Sozialarbeiter Mike Gutschmidt unterstützt sie bei diesem realistischen Blick auf die Probleme. Obwohl er ebenfalls zu spüren bekommt, dass die Familien im Lockdown ängstlicher reagieren und die Kinder lieber zu Hause bleiben. Zum Beispiel die Gören auf den Dörfern. Bredereiche hat dank Mike Gutschmidt und seiner Tatkraft seit Oktober nagelneue Klubräume.

Das Prinzip Hoffnung gilt für den Jugendklub in Fürstenberg

„Zurzeit ist aber tote Hose, lassen sich nur wenige Kinder bei uns blicken, und das obwohl der Klub täglich nachmittags geöffnet hat.“ Unverdrossen hält der Jugendklub aber seine Angebote aufrecht. In der Hoffnung, wenn die Witterung schöner ist, finden sich die Jugendlichen von selbst auch wieder ein.
Wenn es einige auch nicht geschnallt haben: Der Jugendklub hat täglich geöffnet. Und es wird, sofern es die Umstände erlauben, die Tätigkeit von Arbeitsgemeinschaften aufrechterhalten: Etwa die AG Medien, die nach wie vor am Start ist und deren Teilnehmer sich „in begrenzter Anzahl“ wöchentlich treffen. Inline-Hockey aber, die beliebte AG, die normalerweise freitags stattfindet, befindet sich weiter in der Warteschleife. „Wir dürfen laut Eindämmungsverordnung keinen Sport- und Spielbetrieb in geschlossenen Räumen durchführen, also auch nicht in der alten Turnhalle.“
Das Prinzip Hoffnung dürfte seine Bedeutung noch eine Weile behalten. „Wir hoffen zum Beispiel erst einmal auf schönes Wetter“, merkt Ina Kuhlmann an und lacht. Die Hoffnung hat sich zumindest für zwei Tage erfüllt. In Bezug auf das Klubgebäude und dessen dringend gebotene Sanierung lässt sich in Abwandlung eines Films durchaus sagen: „Und täglich hofft das Murmeltier“.

Jugendarbeit im Seenland


Der Treff ’92 e.V. wurde im Oktober 1992 als gemeinnütziger Verein gegründet und ist stark engagiert in der Jugendarbeit in der Stadt Fürstenberg/Havel und in den Ortsteilen.
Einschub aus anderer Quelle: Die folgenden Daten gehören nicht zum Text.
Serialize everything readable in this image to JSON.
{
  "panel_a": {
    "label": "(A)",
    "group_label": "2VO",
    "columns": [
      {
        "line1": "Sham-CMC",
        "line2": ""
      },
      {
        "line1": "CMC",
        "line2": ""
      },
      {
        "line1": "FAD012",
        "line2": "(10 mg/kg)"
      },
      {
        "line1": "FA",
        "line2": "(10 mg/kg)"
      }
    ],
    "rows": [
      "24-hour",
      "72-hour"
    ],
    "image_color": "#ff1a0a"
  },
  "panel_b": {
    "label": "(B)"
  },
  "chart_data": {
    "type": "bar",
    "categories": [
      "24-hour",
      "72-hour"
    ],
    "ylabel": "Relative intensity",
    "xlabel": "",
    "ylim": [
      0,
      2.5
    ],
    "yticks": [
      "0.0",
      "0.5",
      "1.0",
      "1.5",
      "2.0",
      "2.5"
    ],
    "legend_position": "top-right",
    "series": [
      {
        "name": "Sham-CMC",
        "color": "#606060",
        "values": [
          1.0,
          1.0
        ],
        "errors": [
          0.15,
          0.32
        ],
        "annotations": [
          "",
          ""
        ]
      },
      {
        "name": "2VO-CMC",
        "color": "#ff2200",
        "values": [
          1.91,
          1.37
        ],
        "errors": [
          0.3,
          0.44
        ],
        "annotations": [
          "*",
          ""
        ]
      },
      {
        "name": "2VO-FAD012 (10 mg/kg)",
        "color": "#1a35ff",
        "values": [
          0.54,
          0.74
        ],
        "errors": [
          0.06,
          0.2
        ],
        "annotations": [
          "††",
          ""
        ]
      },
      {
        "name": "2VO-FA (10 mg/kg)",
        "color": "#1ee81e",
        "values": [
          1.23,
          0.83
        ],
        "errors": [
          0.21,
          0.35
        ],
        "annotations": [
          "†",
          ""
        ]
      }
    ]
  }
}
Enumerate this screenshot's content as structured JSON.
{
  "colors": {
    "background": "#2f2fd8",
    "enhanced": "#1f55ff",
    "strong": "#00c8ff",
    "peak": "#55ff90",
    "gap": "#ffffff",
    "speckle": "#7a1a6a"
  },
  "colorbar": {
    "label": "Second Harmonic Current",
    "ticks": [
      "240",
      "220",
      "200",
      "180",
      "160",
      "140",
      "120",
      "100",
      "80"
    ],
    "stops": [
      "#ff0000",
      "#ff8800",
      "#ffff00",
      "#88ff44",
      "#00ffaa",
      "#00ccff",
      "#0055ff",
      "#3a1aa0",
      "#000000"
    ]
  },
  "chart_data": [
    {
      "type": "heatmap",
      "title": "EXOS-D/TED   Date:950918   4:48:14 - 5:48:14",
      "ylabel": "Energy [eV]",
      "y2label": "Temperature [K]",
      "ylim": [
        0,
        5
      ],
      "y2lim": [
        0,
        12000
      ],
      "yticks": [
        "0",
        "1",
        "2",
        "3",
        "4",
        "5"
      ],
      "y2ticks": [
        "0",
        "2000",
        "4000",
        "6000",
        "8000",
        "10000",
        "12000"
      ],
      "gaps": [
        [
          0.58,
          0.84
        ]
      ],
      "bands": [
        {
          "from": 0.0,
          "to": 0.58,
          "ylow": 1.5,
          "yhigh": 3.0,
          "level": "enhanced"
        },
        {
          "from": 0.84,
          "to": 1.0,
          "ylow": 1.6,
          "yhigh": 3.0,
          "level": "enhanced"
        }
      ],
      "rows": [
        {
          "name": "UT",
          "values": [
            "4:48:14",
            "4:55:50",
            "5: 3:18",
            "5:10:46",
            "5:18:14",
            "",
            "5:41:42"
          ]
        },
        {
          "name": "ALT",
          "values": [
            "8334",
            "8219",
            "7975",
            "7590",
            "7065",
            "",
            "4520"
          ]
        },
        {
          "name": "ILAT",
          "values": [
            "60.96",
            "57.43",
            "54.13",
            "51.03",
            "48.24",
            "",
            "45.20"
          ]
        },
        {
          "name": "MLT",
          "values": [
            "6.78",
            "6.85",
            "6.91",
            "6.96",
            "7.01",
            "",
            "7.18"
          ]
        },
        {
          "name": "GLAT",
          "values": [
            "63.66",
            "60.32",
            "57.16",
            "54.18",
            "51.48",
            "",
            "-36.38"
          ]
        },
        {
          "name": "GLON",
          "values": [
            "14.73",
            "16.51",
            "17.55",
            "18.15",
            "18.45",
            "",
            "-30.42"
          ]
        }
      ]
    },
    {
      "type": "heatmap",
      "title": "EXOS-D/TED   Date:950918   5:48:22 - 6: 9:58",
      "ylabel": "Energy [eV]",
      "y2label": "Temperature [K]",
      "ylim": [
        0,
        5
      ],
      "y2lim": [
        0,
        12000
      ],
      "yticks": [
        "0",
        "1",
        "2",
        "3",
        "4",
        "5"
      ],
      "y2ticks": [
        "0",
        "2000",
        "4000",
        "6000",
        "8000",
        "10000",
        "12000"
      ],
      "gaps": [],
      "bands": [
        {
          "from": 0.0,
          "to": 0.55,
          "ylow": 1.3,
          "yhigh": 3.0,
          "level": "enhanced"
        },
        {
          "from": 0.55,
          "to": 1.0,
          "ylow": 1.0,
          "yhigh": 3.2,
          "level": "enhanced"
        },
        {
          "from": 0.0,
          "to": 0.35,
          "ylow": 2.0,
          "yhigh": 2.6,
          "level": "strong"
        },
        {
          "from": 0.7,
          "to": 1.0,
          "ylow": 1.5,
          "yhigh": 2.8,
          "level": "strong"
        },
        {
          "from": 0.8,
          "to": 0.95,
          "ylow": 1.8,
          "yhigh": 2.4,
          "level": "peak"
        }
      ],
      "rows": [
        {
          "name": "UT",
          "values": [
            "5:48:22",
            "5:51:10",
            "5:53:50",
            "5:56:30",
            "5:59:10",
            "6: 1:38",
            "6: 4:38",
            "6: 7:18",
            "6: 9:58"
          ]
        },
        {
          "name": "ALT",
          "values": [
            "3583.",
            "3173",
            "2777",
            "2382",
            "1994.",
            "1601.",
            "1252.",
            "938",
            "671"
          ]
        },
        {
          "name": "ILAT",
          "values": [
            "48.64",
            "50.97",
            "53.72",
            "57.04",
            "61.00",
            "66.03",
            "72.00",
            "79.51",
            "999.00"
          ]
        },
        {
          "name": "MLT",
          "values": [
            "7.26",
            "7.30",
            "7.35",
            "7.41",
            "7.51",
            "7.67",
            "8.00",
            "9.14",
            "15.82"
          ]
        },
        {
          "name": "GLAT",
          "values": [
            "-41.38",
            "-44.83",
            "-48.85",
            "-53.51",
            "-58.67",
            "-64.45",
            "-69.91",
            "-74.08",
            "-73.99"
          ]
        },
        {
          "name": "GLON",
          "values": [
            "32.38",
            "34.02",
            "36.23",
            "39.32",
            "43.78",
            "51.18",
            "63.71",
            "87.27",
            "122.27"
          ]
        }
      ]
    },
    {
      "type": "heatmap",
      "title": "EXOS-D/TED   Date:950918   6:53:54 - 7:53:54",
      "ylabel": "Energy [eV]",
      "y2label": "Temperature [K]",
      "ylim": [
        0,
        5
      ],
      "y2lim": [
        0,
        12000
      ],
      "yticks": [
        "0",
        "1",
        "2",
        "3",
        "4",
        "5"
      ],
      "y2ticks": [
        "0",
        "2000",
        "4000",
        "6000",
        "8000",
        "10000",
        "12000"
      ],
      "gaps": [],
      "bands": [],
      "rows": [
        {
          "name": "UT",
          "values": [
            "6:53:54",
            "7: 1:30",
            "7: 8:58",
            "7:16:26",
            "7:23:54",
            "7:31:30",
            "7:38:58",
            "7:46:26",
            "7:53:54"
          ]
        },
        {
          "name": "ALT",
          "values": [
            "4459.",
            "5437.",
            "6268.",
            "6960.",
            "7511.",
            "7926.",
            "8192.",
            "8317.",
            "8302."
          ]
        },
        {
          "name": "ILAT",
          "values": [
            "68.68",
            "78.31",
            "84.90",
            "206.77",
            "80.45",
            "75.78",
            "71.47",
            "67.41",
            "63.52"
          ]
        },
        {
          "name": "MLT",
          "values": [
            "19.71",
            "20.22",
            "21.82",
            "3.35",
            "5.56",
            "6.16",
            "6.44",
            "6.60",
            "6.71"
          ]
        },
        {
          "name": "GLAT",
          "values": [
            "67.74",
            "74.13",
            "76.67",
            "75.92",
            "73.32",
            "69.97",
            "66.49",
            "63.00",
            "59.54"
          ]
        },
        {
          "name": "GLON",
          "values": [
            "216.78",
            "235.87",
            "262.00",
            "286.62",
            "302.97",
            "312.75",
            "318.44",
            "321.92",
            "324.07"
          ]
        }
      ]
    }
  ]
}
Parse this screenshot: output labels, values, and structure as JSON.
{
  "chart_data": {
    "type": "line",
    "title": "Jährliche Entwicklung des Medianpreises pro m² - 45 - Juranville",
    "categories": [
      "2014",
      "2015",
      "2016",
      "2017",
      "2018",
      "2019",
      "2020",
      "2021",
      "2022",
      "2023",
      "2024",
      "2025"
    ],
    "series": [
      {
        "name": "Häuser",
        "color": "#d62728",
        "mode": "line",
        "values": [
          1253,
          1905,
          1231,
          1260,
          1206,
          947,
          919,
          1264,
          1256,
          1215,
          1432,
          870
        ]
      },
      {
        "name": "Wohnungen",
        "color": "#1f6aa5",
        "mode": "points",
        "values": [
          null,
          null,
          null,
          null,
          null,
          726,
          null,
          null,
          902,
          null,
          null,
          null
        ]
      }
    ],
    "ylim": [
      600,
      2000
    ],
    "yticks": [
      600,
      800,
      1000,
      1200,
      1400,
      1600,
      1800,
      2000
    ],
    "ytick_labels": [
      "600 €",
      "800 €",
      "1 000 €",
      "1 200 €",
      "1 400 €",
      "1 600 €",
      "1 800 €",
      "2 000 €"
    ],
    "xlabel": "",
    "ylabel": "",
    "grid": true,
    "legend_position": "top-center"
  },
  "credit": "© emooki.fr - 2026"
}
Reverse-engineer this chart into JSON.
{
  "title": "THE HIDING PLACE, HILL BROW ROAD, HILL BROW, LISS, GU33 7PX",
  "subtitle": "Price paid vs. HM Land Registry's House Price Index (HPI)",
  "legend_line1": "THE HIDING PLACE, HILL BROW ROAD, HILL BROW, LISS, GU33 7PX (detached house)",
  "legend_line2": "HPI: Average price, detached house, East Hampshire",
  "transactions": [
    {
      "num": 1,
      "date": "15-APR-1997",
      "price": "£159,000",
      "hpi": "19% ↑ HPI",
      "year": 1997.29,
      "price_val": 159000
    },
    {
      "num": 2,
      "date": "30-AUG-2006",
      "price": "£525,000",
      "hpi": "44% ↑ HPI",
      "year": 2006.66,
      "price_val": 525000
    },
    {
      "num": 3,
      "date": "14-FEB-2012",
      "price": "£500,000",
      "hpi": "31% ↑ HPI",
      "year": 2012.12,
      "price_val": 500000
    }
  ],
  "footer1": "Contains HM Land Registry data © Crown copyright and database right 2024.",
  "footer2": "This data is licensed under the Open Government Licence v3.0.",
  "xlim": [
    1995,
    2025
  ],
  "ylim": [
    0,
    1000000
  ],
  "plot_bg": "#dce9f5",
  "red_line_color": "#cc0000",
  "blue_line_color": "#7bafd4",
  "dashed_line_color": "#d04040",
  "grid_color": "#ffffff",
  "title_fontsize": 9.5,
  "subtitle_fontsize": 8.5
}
Das Vereinsgebäude befindet sich am Freibad neben der Festwiese am Röblinsee in der Schützenstraße in Fürstenberg/Havel.

Die Kommune machte sich das zunutze und schloss mit dem Klub einen Vertrag, der es dem Treff erlaubt, die gesamte Festwiese samt Badestelle, Umkleiden und Bistro zu betreiben.

Zurzeit wird aber wieder ein Bademeister oder eine Bademeisterin gesucht. Stefan Rusch arbeitet nicht mehr für die Stadt Fürstenberg.